Hellanicus of Mytilini (Lesvos) was a logograph, a fancy word for an historian from ancient times. It is up to logographers to make a distinction between myths and real facts. In a time without internet that must have been a Herculanean task. Hellanicus was born in 490 BC in Mytilini and died some 85 years later, opposite of Lesvos on the (nowadays) mainland of Turkey. He was famous during his life, but later scientists were not so keen about what he wrote, even though he wrote many books (the history of Attica and the Peloponnesian war, the history of Troy and Persia or about the priestess of Hera in Argon). Think about it: he, like so many other scientists from ancient time, believed that Hyperborea lay behind the Riphean mountains, these mountains also being mythological and whose location remains unknown. Most of the stories about this mountain range come from the Greeks. 

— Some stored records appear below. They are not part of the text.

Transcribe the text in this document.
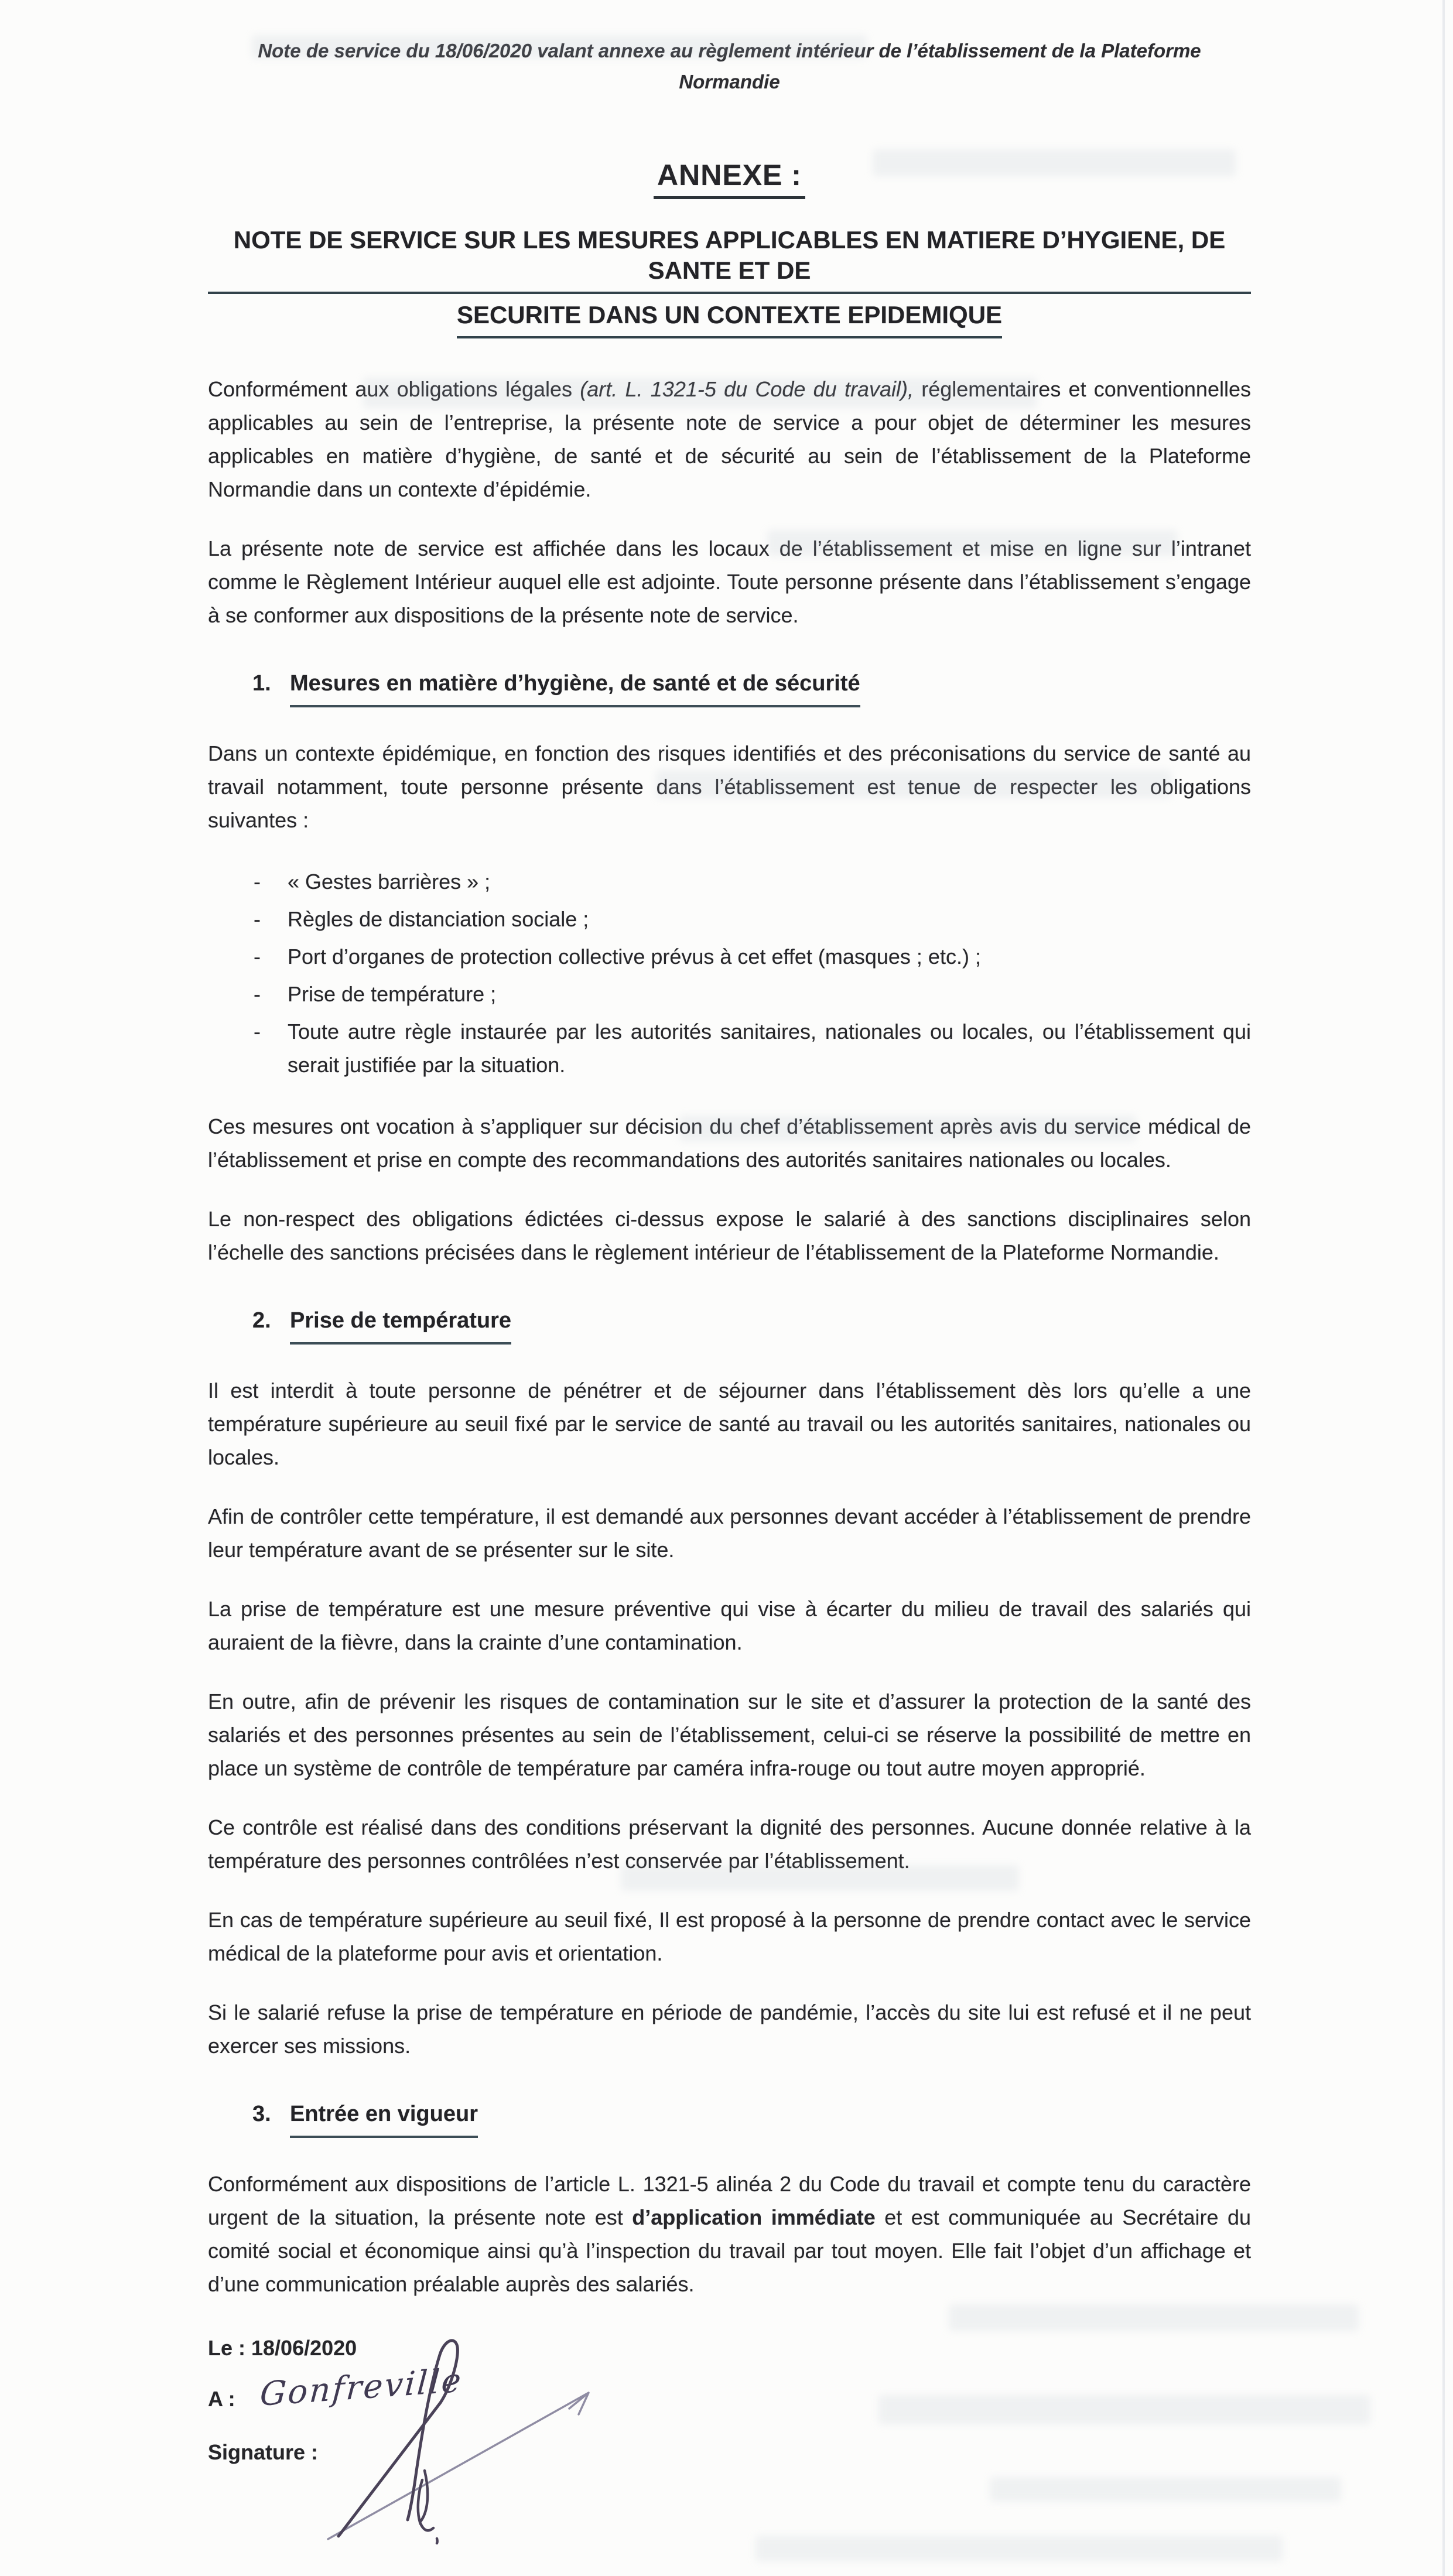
Note de service du 18/06/2020 valant annexe au règlement intérieur de l’établissement de la Plateforme
Normandie
ANNEXE :
NOTE DE SERVICE SUR LES MESURES APPLICABLES EN MATIERE D’HYGIENE, DE SANTE ET DE
SECURITE DANS UN CONTEXTE EPIDEMIQUE

Conformément aux obligations légales (art. L. 1321-5 du Code du travail), réglementaires et conventionnelles applicables au sein de l’entreprise, la présente note de service a pour objet de déterminer les mesures applicables en matière d’hygiène, de santé et de sécurité au sein de l’établissement de la Plateforme Normandie dans un contexte d’épidémie.

La présente note de service est affichée dans les locaux de l’établissement et mise en ligne sur l’intranet comme le Règlement Intérieur auquel elle est adjointe. Toute personne présente dans l’établissement s’engage à se conformer aux dispositions de la présente note de service.

1. Mesures en matière d’hygiène, de santé et de sécurité

Dans un contexte épidémique, en fonction des risques identifiés et des préconisations du service de santé au travail notamment, toute personne présente dans l’établissement est tenue de respecter les obligations suivantes :

-	« Gestes barrières » ;
-	Règles de distanciation sociale ;
-	Port d’organes de protection collective prévus à cet effet (masques ; etc.) ;
-	Prise de température ;
-	Toute autre règle instaurée par les autorités sanitaires, nationales ou locales, ou l’établissement qui serait justifiée par la situation.

Ces mesures ont vocation à s’appliquer sur décision du chef d’établissement après avis du service médical de l’établissement et prise en compte des recommandations des autorités sanitaires nationales ou locales.

Le non-respect des obligations édictées ci-dessus expose le salarié à des sanctions disciplinaires selon l’échelle des sanctions précisées dans le règlement intérieur de l’établissement de la Plateforme Normandie.

2. Prise de température

Il est interdit à toute personne de pénétrer et de séjourner dans l’établissement dès lors qu’elle a une température supérieure au seuil fixé par le service de santé au travail ou les autorités sanitaires, nationales ou locales.

Afin de contrôler cette température, il est demandé aux personnes devant accéder à l’établissement de prendre leur température avant de se présenter sur le site.

La prise de température est une mesure préventive qui vise à écarter du milieu de travail des salariés qui auraient de la fièvre, dans la crainte d’une contamination.

En outre, afin de prévenir les risques de contamination sur le site et d’assurer la protection de la santé des salariés et des personnes présentes au sein de l’établissement, celui-ci se réserve la possibilité de mettre en place un système de contrôle de température par caméra infra-rouge ou tout autre moyen approprié.

Ce contrôle est réalisé dans des conditions préservant la dignité des personnes. Aucune donnée relative à la température des personnes contrôlées n’est conservée par l’établissement.

En cas de température supérieure au seuil fixé, Il est proposé à la personne de prendre contact avec le service médical de la plateforme pour avis et orientation.

Si le salarié refuse la prise de température en période de pandémie, l’accès du site lui est refusé et il ne peut exercer ses missions.

3. Entrée en vigueur

Conformément aux dispositions de l’article L. 1321-5 alinéa 2 du Code du travail et compte tenu du caractère urgent de la situation, la présente note est d’application immédiate et est communiquée au Secrétaire du comité social et économique ainsi qu’à l’inspection du travail par tout moyen. Elle fait l’objet d’un affichage et d’une communication préalable auprès des salariés.

Le : 18/06/2020
A : Gonfreville
Signature :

Maybe the Riphean mountains were a prototype for the Big Wall in Game of Thrones: a wall of ice and snow far in the North that separated our world from an empire that was lived in by the Walking Dead. Except that Greeks, and even some Romans, believed that those mountains full of snow were hiding a warm country of milk and honey. Maybe those were the Alps, the Urals or the Carpatians. It is a fact that in the 16th century the name of the Riphean mountains slowly disappeared from the world maps, while in the Middle Ages, Hyperborea had became an expression for ‘an area at the end of our world’.

Not everybody thought that Hyperborea was behind the Riphean mountains. Some scientists said this mythical country was in England. I can well imagine that the cold wind comes from England, but I cannot see how England could hide a warm paradise. Celts were no giants and the huge cool stones of Stonehenge do not seem to me as ever having been a centre of a happy empire. Astrologer Ptolemy and geographer Marcian of Heracles placed Hyperborea in the middle of the North and called that the Hyperborean Ocean. But how can such a dark and cold sea be home to a warm country? It reminds me a bit of the lost Atlantis. 

Others, like philosopher Pliny, poet Pindar and historian Herodotus, but also the poet Vergil and statesman Cicero thought about the North Pole, because they said that the sun only once a year rose and set in Hyperborea, which could mean it must have been above the arctic circle. Siberia might not be in the Arctic, but certainly is close by, so saying that Boreas comes from Siberia might be not that far from the truth. 

As far as I know Hellanicus never has published something serious about his island Lesvos. He was born a little century after Sappho, who described Lesvos more or less as a paradise. Also the Romans considered Lesvos as an ultimate holiday destination because of its beauty. When Boreas with his cold winds does not bully the island, Lesvos very well may resemble Hyperborea. No scientists ever suggested this idea, so I am pretty disappointed in the ancient Greeks, especially Hellanicus.